Muore a 11 anni per un tumore come la madre. La straziante lettera del papà

Muore a 11 anni per un tumore come la madre. La straziante lettera del papà

11 novembre 2018 0 Di redazione

“Eri una figlia da sogno, la perfezione assoluta”. Il dolore del papà di Lucy affidato a queste parole pubblicate in un post su Facebook

“Lucy, quando sei nata quasi 11 anni fa, io e la mamma abbiamo scelto il tuo nome, sapendo che il significato era luce. La tua luce è sempre stata molto luminosa, tesoro mio”. Inizia così la straziante lettera che un padre dedica alla figlia, morta a 11 anni per un tumore cerebrale incurabile. L’uomo scrive su Facebook il suo dolore, raccontando che solo 6 anni prima, anche la madre della piccola era stata portata via dallo stesso male.

“Ho assistito tua madre e tua sorella Ruby (morta a poche ore dalla nascita, ndr) esalare i loro ultimi respiri di vita”, racconta l’uomo, “ma è stato traumatico ancora una volta fare lo stesso, anche se ero a conoscenza del fatto che sarebbe andata così già 16 mesi prima”. Parole strazianti che questo padre pronuncia con coraggio: “Ma per quanto sia stata dolorosa questa esperienza, non avrei scelto di essere da nessuna altra parte senza la mia splendida bambina. Eri una figlia da sogno, la perfezione assoluta. Eri buona come l’oro, così premurosa, bellissima e con il cuore più puro. Devi averlo preso dalla tua mamma”.

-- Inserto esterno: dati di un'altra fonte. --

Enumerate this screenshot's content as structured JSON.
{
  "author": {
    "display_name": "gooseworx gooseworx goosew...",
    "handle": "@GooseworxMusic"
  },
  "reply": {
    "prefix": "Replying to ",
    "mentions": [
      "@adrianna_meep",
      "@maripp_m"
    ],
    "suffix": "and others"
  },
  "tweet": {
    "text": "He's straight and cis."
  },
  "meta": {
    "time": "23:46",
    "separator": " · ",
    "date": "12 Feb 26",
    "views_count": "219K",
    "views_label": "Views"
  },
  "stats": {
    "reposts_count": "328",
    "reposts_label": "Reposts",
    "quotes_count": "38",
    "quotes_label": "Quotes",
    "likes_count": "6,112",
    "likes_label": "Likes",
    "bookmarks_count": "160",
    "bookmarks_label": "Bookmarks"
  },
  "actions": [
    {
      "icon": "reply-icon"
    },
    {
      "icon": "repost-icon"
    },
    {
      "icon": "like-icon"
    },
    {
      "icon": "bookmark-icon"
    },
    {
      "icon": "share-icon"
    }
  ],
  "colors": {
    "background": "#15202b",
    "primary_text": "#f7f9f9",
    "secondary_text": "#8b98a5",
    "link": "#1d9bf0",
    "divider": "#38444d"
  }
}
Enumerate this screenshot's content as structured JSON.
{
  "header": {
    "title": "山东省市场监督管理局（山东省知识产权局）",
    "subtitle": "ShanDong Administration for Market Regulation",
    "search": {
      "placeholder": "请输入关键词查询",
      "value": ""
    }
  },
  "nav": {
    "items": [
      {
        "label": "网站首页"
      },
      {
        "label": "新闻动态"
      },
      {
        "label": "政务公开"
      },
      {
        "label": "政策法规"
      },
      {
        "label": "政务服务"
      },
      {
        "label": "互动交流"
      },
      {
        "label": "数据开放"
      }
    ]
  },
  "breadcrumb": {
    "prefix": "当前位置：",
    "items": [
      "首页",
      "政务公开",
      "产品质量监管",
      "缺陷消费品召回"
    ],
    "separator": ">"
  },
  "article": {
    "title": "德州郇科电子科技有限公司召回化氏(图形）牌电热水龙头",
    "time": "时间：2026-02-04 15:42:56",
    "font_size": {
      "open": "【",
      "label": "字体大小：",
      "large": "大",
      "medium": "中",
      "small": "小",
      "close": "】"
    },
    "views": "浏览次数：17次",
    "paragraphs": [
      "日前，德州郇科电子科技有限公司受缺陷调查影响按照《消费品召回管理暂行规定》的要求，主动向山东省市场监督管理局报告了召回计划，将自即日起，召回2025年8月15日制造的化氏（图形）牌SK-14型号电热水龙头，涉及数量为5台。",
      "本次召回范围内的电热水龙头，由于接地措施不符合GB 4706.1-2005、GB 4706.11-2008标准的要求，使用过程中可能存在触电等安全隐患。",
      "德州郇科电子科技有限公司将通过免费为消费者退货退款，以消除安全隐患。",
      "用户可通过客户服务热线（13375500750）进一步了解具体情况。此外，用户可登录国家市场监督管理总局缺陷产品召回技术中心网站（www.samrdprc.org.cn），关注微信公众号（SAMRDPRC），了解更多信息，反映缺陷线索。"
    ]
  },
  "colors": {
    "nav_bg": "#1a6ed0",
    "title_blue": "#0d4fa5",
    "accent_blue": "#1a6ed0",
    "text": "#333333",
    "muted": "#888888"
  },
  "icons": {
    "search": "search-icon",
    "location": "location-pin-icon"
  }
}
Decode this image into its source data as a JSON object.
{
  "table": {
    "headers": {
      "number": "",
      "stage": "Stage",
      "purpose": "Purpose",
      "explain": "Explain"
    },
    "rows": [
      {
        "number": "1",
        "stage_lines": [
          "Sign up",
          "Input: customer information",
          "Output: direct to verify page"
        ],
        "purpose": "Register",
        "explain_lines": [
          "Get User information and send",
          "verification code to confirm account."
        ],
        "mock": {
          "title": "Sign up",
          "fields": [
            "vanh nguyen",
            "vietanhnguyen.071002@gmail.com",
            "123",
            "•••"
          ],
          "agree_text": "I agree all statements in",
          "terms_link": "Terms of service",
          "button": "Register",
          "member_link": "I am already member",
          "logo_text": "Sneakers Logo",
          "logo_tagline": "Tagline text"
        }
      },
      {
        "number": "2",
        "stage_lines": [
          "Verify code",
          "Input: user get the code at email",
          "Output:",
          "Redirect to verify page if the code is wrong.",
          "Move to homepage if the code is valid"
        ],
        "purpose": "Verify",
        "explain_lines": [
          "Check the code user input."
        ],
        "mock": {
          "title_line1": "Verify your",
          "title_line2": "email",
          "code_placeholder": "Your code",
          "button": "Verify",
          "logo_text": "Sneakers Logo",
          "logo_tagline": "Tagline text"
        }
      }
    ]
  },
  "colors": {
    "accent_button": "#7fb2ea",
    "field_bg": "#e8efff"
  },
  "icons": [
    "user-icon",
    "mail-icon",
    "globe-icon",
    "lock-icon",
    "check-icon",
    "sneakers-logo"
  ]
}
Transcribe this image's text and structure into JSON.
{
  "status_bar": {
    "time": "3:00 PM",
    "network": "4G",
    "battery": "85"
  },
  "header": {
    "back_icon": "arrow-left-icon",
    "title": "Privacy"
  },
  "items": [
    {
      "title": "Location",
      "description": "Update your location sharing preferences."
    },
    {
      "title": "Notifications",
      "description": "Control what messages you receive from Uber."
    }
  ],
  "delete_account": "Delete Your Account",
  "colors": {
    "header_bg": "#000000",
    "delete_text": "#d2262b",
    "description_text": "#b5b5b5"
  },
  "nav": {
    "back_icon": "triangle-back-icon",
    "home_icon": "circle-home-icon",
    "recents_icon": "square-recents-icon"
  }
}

“Non ti sei mai lamentata di nulla durante il tuo trattamento e mi hai stupito con la tua forza, il tuo coraggio e la tua grazia. Eri bella dentro e fuori, e mi mancherà il tuo sorriso raggiante, il tuo fantastico senso dell’umorismo e la tua anima sensibile perfetta. Il mondo è un posto molto peggiore senza di te e spero che mamma e Ruby si stiano prendendo cura di te ora”.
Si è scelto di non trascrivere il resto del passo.